EDTECH: As millennials have given way to Gen Z students, has there been a meaningful shift in colleges’ approach to technology?
KAYYE: Not yet. Universities are behind a couple of years, and they need to rapidly catch up. The average 25-year-old and the average 20-year-old are vastly different today in the way they interact with technology and services.
Millennials benefited from technology because it forced professors — and, for that matter, middle school and high school teachers — to take whatever they were teaching and put it into something like PowerPoint.
There was always an outline that the students could follow.
Gen Z would rather have the slides delivered to their personal devices in real time. They want to annotate whatever’s on the slides and make their own notes. They would rather have the content streamed directly to the devices in their hands.

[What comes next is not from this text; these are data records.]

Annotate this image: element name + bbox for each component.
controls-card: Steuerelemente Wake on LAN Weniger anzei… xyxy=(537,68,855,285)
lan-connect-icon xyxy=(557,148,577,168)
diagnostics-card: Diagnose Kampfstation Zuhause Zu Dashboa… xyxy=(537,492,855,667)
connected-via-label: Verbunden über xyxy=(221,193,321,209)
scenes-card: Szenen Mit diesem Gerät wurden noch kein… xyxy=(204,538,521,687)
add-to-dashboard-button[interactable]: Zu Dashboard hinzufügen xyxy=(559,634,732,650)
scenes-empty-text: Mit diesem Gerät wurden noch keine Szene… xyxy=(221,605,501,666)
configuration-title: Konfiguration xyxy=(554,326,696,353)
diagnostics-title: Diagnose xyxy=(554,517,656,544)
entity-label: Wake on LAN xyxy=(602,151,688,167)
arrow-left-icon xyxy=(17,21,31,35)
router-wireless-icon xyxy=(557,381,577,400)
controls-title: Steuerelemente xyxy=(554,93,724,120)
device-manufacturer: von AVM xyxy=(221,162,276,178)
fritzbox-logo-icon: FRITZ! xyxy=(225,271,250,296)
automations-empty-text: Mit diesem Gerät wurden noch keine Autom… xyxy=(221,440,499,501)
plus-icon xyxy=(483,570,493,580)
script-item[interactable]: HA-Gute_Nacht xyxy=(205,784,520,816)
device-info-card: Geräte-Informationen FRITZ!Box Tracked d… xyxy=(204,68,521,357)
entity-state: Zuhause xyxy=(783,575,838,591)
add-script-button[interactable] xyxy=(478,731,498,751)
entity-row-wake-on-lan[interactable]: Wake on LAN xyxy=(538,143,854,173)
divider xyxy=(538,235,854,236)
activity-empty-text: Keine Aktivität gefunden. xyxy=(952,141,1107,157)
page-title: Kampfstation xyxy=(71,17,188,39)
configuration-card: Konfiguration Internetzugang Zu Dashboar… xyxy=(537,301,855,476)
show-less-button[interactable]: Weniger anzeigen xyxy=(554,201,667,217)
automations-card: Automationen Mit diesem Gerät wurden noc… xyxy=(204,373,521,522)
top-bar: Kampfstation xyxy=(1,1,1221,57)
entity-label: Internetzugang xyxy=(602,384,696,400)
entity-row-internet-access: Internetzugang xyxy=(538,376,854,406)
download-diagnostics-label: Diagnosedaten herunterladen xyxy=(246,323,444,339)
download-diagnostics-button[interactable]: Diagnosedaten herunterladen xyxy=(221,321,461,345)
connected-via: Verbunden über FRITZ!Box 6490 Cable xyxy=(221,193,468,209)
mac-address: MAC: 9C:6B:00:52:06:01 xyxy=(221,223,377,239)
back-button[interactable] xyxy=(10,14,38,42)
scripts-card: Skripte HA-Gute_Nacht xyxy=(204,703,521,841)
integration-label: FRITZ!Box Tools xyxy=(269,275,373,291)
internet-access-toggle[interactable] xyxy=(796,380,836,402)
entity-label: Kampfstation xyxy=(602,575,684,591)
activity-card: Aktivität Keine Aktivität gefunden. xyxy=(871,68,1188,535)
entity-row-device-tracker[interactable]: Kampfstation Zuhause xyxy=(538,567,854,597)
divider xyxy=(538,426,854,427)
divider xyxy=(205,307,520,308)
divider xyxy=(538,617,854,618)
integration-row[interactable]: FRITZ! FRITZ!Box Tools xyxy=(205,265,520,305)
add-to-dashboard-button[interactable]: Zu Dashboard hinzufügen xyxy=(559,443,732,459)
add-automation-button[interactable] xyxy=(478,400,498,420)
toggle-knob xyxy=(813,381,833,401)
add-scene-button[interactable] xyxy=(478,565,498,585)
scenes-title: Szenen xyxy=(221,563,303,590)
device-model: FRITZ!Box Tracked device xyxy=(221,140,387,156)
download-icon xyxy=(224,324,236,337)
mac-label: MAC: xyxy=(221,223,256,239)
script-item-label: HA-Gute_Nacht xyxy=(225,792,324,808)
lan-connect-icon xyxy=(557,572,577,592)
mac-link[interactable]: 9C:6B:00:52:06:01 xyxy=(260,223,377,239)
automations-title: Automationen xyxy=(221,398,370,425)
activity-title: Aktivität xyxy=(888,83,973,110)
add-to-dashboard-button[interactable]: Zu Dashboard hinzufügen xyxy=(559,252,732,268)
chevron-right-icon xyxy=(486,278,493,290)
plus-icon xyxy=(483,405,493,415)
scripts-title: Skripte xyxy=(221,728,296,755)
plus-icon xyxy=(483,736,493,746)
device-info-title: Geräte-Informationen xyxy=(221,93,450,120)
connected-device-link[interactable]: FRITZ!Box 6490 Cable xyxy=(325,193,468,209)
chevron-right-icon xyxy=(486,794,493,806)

And speaking of the devices in their hands, the devices that universities are used to handling, and that they do a really good job handling from the standpoint of managing content, are laptops.
They are not doing a good job at handling tablets and mobile phones. All you have to do to see that is look at all the learning management systems that are not optimized for mobile devices. It’s completely illogical.
MORE FROM EDTECH: Check out how experts expect Generation Z students to push the limits of mobile-first learning.
EDTECH: It sounds like BYOD has changed dramatically over time.
KAYYE:Most students don’t care about putting their screen on the screen in the front of the room, and that’s what BYOD mostly means. What I’m talking about is delivering the content to the student.
It’s not logical for a millennial to say, “I missed class. I missed the notes. I have to get the notes from my friend.” Why? Because they grew up having access to the notes in the first place.
And Gen Z has always had that. They started with smartboards in kindergarten. They are expecting the technology to be seamless.
In their case, BYOD doesn’t mean sharing devices on a projector. It means, “You should be sending the content to me.” It means, “If I miss class, I should be able to join class from wherever I am without any limitations.”
Right now, the limitations are the IT department saying, “That’s not secure.” Or the professor not even knowing how to send that content other than through email or posting it on an LMS that isn’t mobile friendly.
EDTECH: So, what are Gen Z students looking for in their learning spaces?
KAYYE: If you jump forward 10 years, colleges will have gotten smart — the ones that are really smart are already doing this — and realized that Gen Z sees electronic communication as equal to communication in person.
If you’re just in class to absorb a lecture, why can’t that lecture be delivered asynchronously, anywhere, at any time?